BEETLEJUICE BEETLEJUICE: una grande apertura di Mostra firmata da Tim Burton. La recensione di Matteo Strukul per SUGARPULP magazine.
E chi se lo aspettava un ritorno del genere? Tim Burton apre nel modo migliore possibile l’ottantunesima edizione della mostra del Cinema di Venezia con il più improbabile dei sequel che però è godibilissimo e intelligente. D’altra parte, sono tanti e tali i personaggi che compongono il suo immaginario che mai mi sarei atteso che proprio allo spiritello porcello venisse data un’opportunità del genere.
Tanto più se consideriamo che il film precedente usciva nel 1988, quindi trentasei anni fa. Non proprio ieri. In verità questa pellicola era nel back burner di Burton da un po’ di tempo se è vero che uno dei soggettisti e produttori esecutivi del film è il mai abbastanza lodato Seth Grahame-Smith, autore per il quale nutro una quasi venerazione, uno talmente dentro all’horror da concepire romanzi, e poi film, come ORGOGLIO E PREGIUDIZIO ZOMBIE e ABRAMO LINCOLN, CACCIATORE DI VAMPIRI, giusto per dirne due.
Una scrittura solida
Insomma, la prima cosa che salta all’occhio è la solidità di scrittura del film perfettamente integrata all’iconica estetica di Tim Burton che in Beetlejuice Beetlejuice si ricorda di essere uno dei più grandi artisti del secolo scorso, almeno a detta di chi scrive. Vero è che negli ultimi anni DARK SHADOWS e DUMBO mi avevano lasciato freddino anche se la miniserie tv di MERCOLEDÌ aveva spaccato di bruttissimo.
A ogni modo se la storia non è certo la faccenda più originale del mondo – scambi fra vivi e morti nei rispettivi regni con discese e risalite allo scopo di salvare o sposare qualcuno – sono invece il tono con cui è scritta, squisitamente divertente, i colpi di scena – Danny de Vito che interpreta un picaresco usciere o la bizzarra faccenda del Soul train per esempio – e il ritmo ben calibrato a renderla avvincente.
Se a questo aggiungiamo le favolose musiche di Danny Elfmann e la galleria di personaggi grotteschi e affascinanti allora Beetlejuice Beetlejuice diventa un film molto ben riuscito.
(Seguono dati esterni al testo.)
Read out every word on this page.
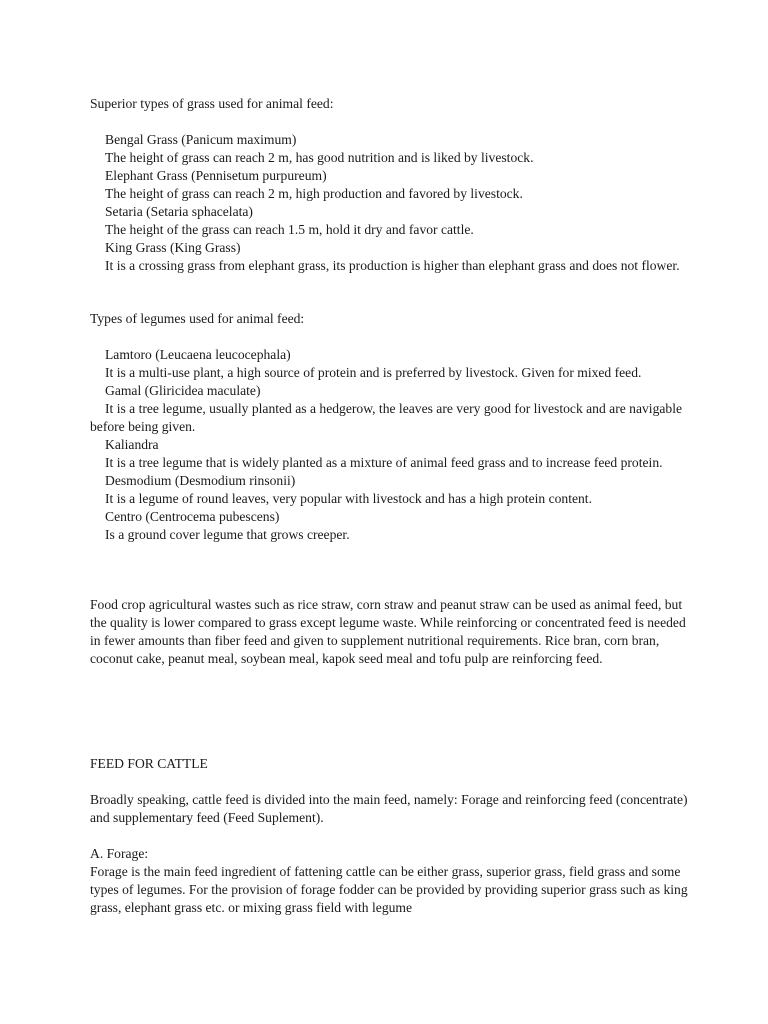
Superior types of grass used for animal feed:

Bengal Grass (Panicum maximum)

The height of grass can reach 2 m, has good nutrition and is liked by livestock.

Elephant Grass (Pennisetum purpureum)

The height of grass can reach 2 m, high production and favored by livestock.

Setaria (Setaria sphacelata)

The height of the grass can reach 1.5 m, hold it dry and favor cattle.

King Grass (King Grass)

It is a crossing grass from elephant grass, its production is higher than elephant grass and does not flower.

Types of legumes used for animal feed:

Lamtoro (Leucaena leucocephala)

It is a multi-use plant, a high source of protein and is preferred by livestock. Given for mixed feed.

Gamal (Gliricidea maculate)

It is a tree legume, usually planted as a hedgerow, the leaves are very good for livestock and are navigable before being given.

Kaliandra

It is a tree legume that is widely planted as a mixture of animal feed grass and to increase feed protein.

Desmodium (Desmodium rinsonii)

It is a legume of round leaves, very popular with livestock and has a high protein content.

Centro (Centrocema pubescens)

Is a ground cover legume that grows creeper.

Food crop agricultural wastes such as rice straw, corn straw and peanut straw can be used as animal feed, but the quality is lower compared to grass except legume waste. While reinforcing or concentrated feed is needed in fewer amounts than fiber feed and given to supplement nutritional requirements. Rice bran, corn bran, coconut cake, peanut meal, soybean meal, kapok seed meal and tofu pulp are reinforcing feed.

FEED FOR CATTLE

Broadly speaking, cattle feed is divided into the main feed, namely: Forage and reinforcing feed (concentrate) and supplementary feed (Feed Suplement).

A. Forage:

Forage is the main feed ingredient of fattening cattle can be either grass, superior grass, field grass and some types of legumes. For the provision of forage fodder can be provided by providing superior grass such as king grass, elephant grass etc. or mixing grass field with legume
E a proposito di personaggi: inutile dire che la sequenza in cui Monica Bellucci è rediviva e reincarnata in una sorta di SPOSA CADAVERE con tanto di parti tenute insieme da graffette di ferro vale da sola lo spettacolo.
Un film a trazione femminile
Ma invece ci sono anche le ossessioni di Wolf Jackson uno scatenato Willem Dafoe, le indecisioni e le fobie della protagonista Lydia Deetz – una strepitosa Winona Ryder – la mitomane madre di lei, Delia, interpretata da Catherine O’Hara caustica e brillante come non mai, e la scontrosa e ribelle Astrid, figlia di Lydia, che ha il volto di Jenna Ortega – Mercoledì, ve la ricordate? – che ha molto probabilmente il compito di gettare un ponte fra passato e nuove generazioni di potenziali fan di Tim Burton e che, a dirla tutta, è proprio brava.
Insomma, un film a trazione femminile, con Monica Bellucci a svettare in bellezza e perfidia, lei che in BEETLEJUICE BEETLEJUICE: è una succhia-anime, in cui perfino lo spiritello Michael Keaton – qui meno sboccato che in passato – sembra fare un passo indietro, lasciando la scena al quartetto femminile, anche se le sequenze che lo vedono protagonista sono fra le più riuscite del film.
Un artista visionario
Infine, qualche parola va detta per Tim Burton, un artista che ha saputo plasmare un immaginario potentissimo e coerente con film di culto quali EDWARD MANI DI FORBICE, BATMAN e BATMAN IL RITORNO, i migliori due film dedicati all’uomo pipistrello senza dubbio, A NIGHTMARE BEFORE CHRISTMAS, autentica meraviglia in stop motion, EE WOOD, IL MISTERO DI SLEEPY HOLLOW, giusto per citare i più importanti.
Un immaginario capace di fondere cinema, animazione, fumetto, arte visionaria, pittura, spesso avvalendosi della scrittura di grandi romanzieri, Washington Irving, per esempio, fra i più importanti scrittori horror americani di sempre o ancora, come nel caso di questo e del precedente BEETLEJUICE, di Michael McDowell, autore de GLI AGHI D’RO e della saga in sei parti di BLACK WATER, uscita da Neri Pozza l’anno scorso per la prima volta in Italia.
E questa, se permettete, è una chicca pazzesca. Anzi, adesso, avete un motivo in più per leggerla.